Lincoln has a long history with the Portland Shriners Hospital – almost half his life! He first became a patient when he was 5 years old. He is now 11, and has received care for various orthopaedic conditions from Jeremy Bauer, M.D., throughout his time at the hospital.

“Throughout all of Lincoln’s visits, I have been so relieved to see the level of care from the providers for patients like Lincoln,” said Mara. “Never for a minute have I worried about him when his providers were taking care of him. We’ve been coming and going from Shriners for more than half of Lincoln’s life, and I have always known that he was safe and happy at his visits.”

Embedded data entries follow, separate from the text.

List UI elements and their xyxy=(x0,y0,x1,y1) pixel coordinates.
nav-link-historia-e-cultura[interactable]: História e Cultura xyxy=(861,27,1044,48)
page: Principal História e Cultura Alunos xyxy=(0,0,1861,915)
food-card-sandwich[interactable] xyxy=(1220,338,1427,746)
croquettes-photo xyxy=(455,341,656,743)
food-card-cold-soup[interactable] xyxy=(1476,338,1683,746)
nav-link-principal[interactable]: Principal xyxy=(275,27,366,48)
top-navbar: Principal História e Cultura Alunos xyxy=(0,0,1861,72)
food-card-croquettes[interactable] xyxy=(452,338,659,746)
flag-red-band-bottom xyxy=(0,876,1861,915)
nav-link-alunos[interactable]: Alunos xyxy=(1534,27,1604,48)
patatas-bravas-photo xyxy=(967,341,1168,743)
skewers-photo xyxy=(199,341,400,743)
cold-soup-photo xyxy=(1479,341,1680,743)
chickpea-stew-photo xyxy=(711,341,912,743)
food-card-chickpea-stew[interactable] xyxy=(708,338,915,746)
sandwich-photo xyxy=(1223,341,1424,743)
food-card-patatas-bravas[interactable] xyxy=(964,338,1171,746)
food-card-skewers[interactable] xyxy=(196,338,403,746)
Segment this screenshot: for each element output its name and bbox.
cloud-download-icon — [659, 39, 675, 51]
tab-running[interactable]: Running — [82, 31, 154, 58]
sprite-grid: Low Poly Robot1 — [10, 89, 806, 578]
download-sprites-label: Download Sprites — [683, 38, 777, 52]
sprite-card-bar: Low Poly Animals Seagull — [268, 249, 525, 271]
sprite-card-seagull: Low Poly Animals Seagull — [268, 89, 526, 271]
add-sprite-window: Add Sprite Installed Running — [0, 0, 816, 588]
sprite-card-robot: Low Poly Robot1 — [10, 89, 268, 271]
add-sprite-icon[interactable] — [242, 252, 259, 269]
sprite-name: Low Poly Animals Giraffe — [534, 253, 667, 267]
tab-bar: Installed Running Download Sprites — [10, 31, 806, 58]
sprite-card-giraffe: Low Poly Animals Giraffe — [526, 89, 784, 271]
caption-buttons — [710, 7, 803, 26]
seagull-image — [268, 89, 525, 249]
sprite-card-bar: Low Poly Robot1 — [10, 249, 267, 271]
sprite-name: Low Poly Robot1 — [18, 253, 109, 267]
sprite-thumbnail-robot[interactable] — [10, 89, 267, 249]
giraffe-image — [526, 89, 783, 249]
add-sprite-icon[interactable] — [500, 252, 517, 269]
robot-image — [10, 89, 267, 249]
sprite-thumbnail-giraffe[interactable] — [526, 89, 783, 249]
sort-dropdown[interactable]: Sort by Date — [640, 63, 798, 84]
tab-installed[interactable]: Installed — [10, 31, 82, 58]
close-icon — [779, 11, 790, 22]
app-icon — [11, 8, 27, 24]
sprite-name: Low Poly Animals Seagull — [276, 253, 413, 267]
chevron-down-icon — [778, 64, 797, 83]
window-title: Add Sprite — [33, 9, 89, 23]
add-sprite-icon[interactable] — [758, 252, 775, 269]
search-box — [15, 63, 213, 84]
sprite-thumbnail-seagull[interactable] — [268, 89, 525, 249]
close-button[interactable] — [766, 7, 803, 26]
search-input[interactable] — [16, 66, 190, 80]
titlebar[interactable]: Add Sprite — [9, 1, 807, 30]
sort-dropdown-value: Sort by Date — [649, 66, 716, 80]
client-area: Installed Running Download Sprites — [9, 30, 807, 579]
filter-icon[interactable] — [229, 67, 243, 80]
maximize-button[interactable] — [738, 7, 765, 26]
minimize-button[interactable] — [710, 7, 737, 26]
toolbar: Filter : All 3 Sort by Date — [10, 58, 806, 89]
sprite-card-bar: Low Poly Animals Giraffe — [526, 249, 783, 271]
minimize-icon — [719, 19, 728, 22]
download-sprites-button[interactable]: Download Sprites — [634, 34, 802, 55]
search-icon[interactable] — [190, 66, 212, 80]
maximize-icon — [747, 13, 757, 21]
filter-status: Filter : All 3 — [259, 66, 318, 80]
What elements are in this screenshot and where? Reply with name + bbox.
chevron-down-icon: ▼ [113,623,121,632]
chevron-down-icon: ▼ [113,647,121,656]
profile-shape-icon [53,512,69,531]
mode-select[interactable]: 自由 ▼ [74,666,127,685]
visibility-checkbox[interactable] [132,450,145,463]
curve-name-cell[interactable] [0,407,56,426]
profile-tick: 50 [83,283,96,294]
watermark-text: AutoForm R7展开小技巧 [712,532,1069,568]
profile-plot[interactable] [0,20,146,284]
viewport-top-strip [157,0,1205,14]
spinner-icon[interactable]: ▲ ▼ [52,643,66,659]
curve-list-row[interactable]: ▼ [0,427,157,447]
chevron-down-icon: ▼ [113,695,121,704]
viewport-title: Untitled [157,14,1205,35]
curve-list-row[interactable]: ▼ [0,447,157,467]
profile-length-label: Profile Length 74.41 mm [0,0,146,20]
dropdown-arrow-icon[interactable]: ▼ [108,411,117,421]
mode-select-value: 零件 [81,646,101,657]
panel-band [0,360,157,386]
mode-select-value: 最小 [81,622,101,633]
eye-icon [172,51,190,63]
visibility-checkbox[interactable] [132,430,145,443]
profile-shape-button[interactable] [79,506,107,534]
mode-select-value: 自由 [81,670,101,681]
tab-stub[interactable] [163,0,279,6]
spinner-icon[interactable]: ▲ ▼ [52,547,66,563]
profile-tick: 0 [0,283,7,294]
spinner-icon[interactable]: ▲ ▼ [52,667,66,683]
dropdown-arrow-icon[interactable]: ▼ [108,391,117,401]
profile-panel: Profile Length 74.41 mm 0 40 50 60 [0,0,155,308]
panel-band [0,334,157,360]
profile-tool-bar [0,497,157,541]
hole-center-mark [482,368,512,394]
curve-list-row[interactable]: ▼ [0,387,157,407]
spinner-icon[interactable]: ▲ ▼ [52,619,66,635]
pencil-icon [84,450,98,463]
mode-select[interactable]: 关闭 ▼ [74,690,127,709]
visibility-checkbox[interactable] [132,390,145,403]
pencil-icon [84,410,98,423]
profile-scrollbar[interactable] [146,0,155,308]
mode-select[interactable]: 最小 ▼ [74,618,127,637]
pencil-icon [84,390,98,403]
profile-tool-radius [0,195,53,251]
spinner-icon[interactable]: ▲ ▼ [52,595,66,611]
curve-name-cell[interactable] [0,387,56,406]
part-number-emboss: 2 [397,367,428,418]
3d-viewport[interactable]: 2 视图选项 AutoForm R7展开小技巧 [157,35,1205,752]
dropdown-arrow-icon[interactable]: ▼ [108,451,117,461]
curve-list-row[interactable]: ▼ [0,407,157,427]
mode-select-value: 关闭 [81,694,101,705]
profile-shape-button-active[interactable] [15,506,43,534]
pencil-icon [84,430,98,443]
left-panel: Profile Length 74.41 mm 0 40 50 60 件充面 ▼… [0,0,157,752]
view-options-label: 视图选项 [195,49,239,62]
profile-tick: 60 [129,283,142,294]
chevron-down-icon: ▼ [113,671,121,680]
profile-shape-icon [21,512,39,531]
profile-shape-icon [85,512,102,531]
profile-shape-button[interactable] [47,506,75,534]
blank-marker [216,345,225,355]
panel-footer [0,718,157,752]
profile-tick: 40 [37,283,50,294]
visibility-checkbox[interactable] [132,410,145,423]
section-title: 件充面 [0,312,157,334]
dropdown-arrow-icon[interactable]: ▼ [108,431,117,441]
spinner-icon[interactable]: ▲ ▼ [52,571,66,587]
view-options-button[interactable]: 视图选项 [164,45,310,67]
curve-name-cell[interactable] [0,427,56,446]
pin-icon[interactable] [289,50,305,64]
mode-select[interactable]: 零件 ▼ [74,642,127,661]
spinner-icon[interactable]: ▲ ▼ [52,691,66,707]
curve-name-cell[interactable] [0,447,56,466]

The Portland Shriners Hospital has collaborated with the CAF for almost 11 years. During that time, the two organizations have worked together to deliver several prosthetic legs per year to patients through the support of generous donors who provide funding from grant programs. Because sports-specific prosthetic devices are not considered medically necessary by insurance companies, it can be difficult for families to be able to acquire them. The grants that CAF offers provides an opportunity to children who may not otherwise be able to afford these devices to fulfill their athletic dreams.